Two strangers, by chance, are brought together for a moment out of time. Both in the midst of acute personal crises, they draw the strength from this brief encounter to reconstruct their shattered lives. The woman is Rose Menusier, attractive midthirties mother of two small children, separated from her handsome television actor husband and eking out a threadbare existence in a London flat. The man is Dr. Janos Macek, a Czech émigré and Harley Street pediatrician, who lives in the flat above Rose, and whose apparent success and conventionality are belied by his nightly floor-pacing that drives and already strained Roses to near distraction.
Both Rose and Dr. Macek are on a headlong course to a moment of decision. Rose is being beleaguered by her intense, irrational husband into giving him their little girl. Calculating and malicious, he has nearly succeeded in convincing Rose first that she is going blind, and then that she is on the thin edge of complete nervous collapse.

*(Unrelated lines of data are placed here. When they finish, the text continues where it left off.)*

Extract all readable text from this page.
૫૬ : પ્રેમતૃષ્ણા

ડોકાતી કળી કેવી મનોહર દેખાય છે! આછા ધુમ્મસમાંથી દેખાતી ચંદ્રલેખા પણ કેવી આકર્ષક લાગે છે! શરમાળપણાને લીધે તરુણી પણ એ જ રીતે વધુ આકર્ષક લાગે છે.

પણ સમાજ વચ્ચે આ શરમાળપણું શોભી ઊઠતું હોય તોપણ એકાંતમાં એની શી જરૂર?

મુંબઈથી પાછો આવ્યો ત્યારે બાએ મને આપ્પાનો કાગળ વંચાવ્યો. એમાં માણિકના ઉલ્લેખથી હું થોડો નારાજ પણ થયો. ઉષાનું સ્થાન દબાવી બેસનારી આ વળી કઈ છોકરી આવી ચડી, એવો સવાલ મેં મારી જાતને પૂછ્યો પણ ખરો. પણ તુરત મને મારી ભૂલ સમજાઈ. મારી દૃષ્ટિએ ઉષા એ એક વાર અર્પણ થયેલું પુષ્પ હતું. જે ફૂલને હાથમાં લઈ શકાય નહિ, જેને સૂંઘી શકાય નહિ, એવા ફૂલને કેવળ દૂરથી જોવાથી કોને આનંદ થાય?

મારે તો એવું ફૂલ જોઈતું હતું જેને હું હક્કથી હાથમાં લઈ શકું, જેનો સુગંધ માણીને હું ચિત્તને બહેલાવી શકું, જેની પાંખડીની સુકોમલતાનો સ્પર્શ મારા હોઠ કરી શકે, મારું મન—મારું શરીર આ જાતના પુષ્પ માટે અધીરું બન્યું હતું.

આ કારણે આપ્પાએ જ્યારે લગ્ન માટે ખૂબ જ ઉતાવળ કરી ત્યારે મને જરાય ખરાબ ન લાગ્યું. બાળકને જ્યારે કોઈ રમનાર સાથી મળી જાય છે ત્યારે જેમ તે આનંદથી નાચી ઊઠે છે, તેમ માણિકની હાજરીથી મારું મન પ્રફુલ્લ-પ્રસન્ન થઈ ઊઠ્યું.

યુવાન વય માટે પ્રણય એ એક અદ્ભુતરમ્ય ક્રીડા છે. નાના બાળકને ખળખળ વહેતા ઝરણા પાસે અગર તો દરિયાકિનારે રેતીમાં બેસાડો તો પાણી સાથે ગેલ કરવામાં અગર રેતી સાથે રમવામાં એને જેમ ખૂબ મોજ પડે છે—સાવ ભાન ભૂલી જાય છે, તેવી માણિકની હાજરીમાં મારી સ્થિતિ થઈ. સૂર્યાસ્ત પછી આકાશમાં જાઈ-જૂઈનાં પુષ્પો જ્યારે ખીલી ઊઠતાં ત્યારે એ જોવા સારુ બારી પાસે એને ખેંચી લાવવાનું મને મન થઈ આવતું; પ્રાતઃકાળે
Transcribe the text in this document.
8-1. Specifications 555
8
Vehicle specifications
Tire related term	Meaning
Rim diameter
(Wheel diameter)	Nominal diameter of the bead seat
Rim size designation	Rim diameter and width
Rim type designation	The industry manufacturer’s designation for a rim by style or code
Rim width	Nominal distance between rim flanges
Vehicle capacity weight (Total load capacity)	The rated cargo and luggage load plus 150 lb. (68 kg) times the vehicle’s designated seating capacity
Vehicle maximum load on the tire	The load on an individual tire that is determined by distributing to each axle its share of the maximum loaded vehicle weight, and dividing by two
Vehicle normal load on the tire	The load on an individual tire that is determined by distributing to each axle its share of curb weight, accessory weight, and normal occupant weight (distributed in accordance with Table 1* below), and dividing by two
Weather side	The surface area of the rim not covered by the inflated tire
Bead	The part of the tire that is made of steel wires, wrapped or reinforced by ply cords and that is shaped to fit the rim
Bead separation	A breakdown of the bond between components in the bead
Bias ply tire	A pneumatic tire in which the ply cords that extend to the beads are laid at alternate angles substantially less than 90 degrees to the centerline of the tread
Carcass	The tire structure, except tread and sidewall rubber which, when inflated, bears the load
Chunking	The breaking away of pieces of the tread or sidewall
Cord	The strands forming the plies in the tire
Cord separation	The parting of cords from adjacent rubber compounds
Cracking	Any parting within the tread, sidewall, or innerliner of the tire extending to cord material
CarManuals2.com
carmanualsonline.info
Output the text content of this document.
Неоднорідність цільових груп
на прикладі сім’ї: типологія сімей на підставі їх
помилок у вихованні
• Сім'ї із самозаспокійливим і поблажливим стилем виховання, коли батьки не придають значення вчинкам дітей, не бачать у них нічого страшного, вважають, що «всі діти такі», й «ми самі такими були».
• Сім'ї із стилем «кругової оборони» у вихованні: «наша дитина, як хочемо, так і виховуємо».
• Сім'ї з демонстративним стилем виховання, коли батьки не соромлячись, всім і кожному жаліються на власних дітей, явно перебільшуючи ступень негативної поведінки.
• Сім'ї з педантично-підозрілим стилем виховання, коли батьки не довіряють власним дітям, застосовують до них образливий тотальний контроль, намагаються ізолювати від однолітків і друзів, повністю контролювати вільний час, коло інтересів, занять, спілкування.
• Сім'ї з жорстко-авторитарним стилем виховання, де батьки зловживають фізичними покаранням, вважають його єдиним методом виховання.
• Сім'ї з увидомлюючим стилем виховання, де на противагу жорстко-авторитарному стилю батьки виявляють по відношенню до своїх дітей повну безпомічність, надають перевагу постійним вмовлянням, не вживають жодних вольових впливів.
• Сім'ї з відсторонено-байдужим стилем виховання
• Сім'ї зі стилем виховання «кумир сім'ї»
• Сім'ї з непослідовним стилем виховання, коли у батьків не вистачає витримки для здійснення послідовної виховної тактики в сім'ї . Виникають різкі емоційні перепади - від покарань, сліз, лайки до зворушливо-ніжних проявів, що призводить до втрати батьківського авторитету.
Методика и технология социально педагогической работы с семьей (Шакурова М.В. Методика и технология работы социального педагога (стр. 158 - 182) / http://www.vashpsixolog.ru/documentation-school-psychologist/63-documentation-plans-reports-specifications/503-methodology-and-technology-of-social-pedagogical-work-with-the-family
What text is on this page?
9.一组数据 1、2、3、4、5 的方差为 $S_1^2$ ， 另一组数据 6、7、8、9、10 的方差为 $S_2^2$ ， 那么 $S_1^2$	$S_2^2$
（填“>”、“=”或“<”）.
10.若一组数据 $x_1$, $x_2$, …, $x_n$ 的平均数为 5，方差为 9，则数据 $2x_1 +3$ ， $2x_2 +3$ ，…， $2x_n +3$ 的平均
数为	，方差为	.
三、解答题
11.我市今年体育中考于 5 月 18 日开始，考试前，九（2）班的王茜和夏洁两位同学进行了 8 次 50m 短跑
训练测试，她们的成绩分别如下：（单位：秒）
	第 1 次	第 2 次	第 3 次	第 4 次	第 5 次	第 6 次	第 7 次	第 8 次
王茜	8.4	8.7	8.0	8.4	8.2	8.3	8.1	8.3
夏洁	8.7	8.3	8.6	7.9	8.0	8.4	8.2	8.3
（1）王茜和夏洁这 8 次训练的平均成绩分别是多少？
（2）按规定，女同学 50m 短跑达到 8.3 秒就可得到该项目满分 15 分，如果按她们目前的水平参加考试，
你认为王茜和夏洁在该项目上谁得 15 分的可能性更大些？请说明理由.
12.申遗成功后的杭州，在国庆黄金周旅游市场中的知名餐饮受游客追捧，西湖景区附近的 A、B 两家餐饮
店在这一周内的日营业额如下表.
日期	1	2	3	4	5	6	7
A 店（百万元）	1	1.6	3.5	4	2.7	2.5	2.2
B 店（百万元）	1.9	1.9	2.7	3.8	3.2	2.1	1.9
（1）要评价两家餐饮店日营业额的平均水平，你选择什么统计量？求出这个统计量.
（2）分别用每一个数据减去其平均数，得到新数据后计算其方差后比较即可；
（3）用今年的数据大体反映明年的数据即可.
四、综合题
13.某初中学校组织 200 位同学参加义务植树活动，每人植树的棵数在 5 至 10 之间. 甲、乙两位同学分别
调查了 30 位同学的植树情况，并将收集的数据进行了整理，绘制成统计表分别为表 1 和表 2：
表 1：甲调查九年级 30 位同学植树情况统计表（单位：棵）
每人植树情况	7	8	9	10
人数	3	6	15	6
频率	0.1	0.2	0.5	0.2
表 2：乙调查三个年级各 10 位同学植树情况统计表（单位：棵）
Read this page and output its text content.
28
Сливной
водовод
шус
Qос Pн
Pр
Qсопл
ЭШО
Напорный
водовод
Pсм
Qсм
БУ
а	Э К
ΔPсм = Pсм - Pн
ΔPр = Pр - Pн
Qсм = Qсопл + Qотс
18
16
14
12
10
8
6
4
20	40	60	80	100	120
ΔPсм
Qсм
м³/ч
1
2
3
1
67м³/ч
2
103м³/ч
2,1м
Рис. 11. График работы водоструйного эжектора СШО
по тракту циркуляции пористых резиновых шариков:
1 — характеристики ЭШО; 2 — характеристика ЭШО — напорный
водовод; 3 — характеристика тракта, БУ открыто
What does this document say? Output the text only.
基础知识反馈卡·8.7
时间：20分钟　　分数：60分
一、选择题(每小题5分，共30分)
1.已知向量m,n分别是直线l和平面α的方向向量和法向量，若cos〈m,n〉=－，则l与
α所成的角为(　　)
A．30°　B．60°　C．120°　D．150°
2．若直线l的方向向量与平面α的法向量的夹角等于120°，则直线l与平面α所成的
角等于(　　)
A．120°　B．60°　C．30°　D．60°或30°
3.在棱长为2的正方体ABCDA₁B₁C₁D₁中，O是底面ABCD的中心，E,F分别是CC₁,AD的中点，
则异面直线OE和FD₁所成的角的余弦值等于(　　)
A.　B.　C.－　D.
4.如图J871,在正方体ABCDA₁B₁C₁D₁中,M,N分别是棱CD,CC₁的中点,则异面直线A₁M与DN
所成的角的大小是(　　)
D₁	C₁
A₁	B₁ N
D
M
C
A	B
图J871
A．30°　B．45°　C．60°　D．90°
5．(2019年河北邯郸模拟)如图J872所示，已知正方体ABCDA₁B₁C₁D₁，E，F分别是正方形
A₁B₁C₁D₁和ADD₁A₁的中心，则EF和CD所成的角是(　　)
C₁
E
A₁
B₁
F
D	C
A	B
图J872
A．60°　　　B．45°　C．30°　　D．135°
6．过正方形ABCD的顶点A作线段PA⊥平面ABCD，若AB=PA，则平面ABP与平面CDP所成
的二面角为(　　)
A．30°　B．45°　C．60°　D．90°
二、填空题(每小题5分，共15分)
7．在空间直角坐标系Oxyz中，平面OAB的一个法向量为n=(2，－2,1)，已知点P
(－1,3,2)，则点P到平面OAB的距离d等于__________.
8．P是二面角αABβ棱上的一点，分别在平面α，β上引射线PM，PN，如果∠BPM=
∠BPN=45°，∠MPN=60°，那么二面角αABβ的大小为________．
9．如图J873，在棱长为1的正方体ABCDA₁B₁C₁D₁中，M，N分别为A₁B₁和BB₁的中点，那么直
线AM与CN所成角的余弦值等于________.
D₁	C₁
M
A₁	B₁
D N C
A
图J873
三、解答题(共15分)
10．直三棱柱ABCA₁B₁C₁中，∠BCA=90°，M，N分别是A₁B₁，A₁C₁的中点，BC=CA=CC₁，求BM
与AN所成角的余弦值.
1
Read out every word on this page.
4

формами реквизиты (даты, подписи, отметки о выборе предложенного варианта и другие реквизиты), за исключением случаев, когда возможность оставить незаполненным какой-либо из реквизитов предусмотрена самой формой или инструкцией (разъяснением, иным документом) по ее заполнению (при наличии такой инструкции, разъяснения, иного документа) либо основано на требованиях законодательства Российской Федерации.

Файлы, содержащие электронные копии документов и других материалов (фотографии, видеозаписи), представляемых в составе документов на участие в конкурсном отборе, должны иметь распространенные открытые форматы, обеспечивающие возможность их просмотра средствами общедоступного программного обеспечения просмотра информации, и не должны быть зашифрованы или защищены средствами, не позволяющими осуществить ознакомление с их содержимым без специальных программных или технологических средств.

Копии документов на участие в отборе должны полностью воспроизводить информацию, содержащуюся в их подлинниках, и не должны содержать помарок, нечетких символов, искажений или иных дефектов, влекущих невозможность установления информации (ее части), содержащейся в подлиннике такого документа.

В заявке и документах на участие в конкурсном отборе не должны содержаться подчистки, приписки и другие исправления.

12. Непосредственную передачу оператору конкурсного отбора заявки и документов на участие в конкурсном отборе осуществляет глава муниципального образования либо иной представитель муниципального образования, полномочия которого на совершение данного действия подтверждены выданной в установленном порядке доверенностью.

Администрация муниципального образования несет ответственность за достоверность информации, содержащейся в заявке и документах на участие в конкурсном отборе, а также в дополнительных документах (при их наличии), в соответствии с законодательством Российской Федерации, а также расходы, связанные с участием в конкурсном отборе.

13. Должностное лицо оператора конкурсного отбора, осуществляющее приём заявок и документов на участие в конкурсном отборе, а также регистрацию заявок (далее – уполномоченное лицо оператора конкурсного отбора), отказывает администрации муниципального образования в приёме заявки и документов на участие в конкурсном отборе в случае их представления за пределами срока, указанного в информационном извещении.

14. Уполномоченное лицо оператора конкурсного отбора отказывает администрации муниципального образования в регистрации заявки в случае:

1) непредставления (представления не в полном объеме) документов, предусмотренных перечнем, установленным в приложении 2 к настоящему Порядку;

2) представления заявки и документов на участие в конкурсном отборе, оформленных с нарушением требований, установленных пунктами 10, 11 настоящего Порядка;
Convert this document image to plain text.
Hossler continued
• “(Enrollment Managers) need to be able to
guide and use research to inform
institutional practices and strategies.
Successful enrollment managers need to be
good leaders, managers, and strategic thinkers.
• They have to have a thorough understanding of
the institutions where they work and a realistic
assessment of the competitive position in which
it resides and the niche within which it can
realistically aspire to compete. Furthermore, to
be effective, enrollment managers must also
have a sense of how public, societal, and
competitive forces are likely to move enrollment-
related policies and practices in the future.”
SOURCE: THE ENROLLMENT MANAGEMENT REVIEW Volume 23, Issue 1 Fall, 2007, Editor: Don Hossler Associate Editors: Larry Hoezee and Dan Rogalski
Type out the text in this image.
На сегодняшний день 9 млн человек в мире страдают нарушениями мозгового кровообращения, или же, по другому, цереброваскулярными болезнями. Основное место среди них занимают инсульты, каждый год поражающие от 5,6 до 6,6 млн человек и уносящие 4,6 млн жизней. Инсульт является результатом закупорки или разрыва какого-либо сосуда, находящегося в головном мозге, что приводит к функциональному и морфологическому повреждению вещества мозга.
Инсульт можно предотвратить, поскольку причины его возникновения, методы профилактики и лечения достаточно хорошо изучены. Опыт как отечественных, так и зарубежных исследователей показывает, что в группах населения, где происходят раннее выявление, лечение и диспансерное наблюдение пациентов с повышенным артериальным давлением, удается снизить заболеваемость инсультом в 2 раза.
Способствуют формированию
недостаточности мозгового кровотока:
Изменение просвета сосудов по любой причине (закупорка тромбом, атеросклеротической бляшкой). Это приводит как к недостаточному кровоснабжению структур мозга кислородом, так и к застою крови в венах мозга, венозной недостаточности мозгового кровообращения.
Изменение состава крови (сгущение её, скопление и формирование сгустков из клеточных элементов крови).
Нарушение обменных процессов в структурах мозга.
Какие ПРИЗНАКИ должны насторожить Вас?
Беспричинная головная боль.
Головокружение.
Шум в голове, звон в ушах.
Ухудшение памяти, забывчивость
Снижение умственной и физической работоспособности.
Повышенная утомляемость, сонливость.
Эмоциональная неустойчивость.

Janos Macek's crisis is one of conscience and heart. To protect his aging father back in Czechoslovakia he must agree to act as an undercover agent in the East. As a political liberal of the Dubcek persuasion, Macek has already sacrificed wife, son, and homeland in his opposition to the totaliltarian regime. But his loyalty to his vulnerable father goes deep, and the alternatives to spying seem to him slim.